Criteria for success

Competitive pressures is forcing companies to better leverage all of their resources by making best use of their assets, managing their people- and information- based knowledge more 'intelligently'. They are looking to reduce operating expenses through faster team creation and unnecessary travelling and meeting expenses; effectively manage the communications and interactions between team members and senior management through collaborative working technologies; and remove boundaries by integrating external parties into the process of the organisation. To achieve this many successful companies are exploiting:

  • Benefits / Portfolio Management. Allowing the organisation to model and analyse the real world effects of their business activities by creating relationships and dependencies between the resources, projects, contender projects, programs and day to day operations that it undertakes.

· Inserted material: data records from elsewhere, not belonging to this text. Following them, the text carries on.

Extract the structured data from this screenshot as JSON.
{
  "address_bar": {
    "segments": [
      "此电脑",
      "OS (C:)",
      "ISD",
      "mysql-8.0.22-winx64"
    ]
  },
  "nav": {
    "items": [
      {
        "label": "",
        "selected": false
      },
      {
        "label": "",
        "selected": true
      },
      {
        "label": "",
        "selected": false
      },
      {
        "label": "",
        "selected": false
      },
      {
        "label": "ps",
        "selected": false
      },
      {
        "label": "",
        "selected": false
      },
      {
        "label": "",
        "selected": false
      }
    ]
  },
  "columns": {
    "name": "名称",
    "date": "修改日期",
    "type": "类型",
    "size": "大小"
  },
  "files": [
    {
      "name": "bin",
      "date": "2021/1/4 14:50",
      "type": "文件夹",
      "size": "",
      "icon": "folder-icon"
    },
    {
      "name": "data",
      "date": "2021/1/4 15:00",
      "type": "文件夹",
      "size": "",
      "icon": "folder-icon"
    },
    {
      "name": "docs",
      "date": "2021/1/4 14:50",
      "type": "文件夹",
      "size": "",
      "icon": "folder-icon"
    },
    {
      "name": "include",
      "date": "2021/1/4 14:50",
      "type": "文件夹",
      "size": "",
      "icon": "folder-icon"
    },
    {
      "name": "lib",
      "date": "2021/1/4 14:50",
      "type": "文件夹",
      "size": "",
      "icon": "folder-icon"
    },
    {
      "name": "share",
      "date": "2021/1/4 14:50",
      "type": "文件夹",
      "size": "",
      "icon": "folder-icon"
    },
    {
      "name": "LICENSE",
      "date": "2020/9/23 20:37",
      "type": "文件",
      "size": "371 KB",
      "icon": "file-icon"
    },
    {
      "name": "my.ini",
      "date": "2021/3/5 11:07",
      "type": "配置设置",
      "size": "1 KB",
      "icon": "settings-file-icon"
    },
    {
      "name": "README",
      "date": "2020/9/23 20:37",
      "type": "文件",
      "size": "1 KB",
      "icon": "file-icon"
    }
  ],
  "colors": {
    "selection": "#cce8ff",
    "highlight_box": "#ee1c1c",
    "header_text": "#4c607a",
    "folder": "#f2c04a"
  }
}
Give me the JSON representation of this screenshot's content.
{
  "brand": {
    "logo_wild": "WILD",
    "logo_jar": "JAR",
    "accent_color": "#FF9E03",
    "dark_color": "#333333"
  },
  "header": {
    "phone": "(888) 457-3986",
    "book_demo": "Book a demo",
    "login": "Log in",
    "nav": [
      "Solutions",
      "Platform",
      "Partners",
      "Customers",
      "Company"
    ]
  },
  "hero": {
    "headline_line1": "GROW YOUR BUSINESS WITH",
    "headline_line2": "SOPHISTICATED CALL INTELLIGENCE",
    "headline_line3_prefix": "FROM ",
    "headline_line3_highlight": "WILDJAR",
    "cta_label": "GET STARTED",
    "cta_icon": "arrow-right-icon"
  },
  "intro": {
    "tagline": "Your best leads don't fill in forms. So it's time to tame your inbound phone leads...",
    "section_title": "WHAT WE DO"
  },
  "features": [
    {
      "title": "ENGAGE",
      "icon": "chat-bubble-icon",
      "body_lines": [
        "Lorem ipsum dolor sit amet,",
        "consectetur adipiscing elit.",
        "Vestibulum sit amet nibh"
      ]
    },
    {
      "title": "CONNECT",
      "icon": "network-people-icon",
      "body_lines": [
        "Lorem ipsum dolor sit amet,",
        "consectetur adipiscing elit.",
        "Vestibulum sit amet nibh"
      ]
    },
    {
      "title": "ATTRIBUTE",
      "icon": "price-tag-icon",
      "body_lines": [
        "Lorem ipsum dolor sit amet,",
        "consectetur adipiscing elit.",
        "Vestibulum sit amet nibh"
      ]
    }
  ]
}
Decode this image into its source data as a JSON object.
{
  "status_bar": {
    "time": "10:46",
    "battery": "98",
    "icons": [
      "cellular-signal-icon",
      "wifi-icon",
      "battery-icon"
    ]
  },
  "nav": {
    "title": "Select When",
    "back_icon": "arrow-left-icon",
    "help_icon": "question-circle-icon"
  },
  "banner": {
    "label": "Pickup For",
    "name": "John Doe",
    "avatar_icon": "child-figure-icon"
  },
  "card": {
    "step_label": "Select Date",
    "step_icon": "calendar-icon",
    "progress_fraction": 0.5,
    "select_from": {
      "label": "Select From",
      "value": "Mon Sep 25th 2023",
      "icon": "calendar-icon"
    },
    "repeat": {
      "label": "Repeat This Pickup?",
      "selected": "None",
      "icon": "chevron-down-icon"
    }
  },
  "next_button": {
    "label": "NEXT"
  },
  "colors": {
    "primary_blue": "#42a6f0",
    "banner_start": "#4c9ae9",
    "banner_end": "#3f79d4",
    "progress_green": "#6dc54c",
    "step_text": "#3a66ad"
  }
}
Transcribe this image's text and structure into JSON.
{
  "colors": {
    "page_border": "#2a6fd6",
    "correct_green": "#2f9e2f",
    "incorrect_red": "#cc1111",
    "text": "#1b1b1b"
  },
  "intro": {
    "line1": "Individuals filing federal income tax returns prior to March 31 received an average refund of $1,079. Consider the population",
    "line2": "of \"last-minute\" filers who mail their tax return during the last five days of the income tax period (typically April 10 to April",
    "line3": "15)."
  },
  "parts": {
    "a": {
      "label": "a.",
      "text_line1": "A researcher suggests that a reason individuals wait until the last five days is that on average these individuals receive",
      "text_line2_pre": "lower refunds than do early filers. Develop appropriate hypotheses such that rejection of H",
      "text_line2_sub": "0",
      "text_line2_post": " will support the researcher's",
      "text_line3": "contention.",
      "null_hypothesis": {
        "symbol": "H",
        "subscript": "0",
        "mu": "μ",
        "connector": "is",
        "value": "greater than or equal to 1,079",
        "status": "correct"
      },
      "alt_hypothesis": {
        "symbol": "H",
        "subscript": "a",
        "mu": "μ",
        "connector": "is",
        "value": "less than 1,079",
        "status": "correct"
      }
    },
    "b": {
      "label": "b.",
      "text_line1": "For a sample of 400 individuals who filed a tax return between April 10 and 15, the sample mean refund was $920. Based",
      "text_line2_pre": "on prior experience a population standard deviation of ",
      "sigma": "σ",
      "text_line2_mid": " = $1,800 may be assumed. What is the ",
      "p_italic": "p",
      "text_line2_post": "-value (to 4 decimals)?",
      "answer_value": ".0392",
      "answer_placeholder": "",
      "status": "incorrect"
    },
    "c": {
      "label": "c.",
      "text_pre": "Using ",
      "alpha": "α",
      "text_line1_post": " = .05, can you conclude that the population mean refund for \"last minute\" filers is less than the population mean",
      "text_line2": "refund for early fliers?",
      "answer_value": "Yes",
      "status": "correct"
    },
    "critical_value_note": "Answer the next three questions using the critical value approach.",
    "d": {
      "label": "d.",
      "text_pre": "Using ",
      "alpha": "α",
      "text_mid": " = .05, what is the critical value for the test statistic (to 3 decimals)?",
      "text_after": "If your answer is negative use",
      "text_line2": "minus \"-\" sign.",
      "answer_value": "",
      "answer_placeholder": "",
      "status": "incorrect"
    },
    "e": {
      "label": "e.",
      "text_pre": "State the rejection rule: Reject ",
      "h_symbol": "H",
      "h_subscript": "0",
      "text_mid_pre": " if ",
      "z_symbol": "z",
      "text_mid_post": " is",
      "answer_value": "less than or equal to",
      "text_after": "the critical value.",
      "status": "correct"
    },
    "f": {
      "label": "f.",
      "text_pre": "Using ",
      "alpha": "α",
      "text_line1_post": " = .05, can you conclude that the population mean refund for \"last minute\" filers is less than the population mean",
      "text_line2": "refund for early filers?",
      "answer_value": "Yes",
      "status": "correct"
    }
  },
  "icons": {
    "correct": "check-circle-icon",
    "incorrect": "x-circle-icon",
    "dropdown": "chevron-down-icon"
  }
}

  • Change Management. Modelling facilities that allow executives to undertake what if analysis and be aware of the consequences of changes to ongoing and potential future programs, projects, activities and resources, and their effects on the financial and non-financial plans and objectives.
  • Expertise Management to automate the search for the right skills, expertise, availability, and interest.
  • Intra- and extra-organisational collaboration through technologies such as workspaces, document management, instant messaging, calendars, event-based alerting and Q & As.
  • Knowledge management. Capturing structured information such as document management, and accessing all other unstructured captured from the usage of collaborative tools.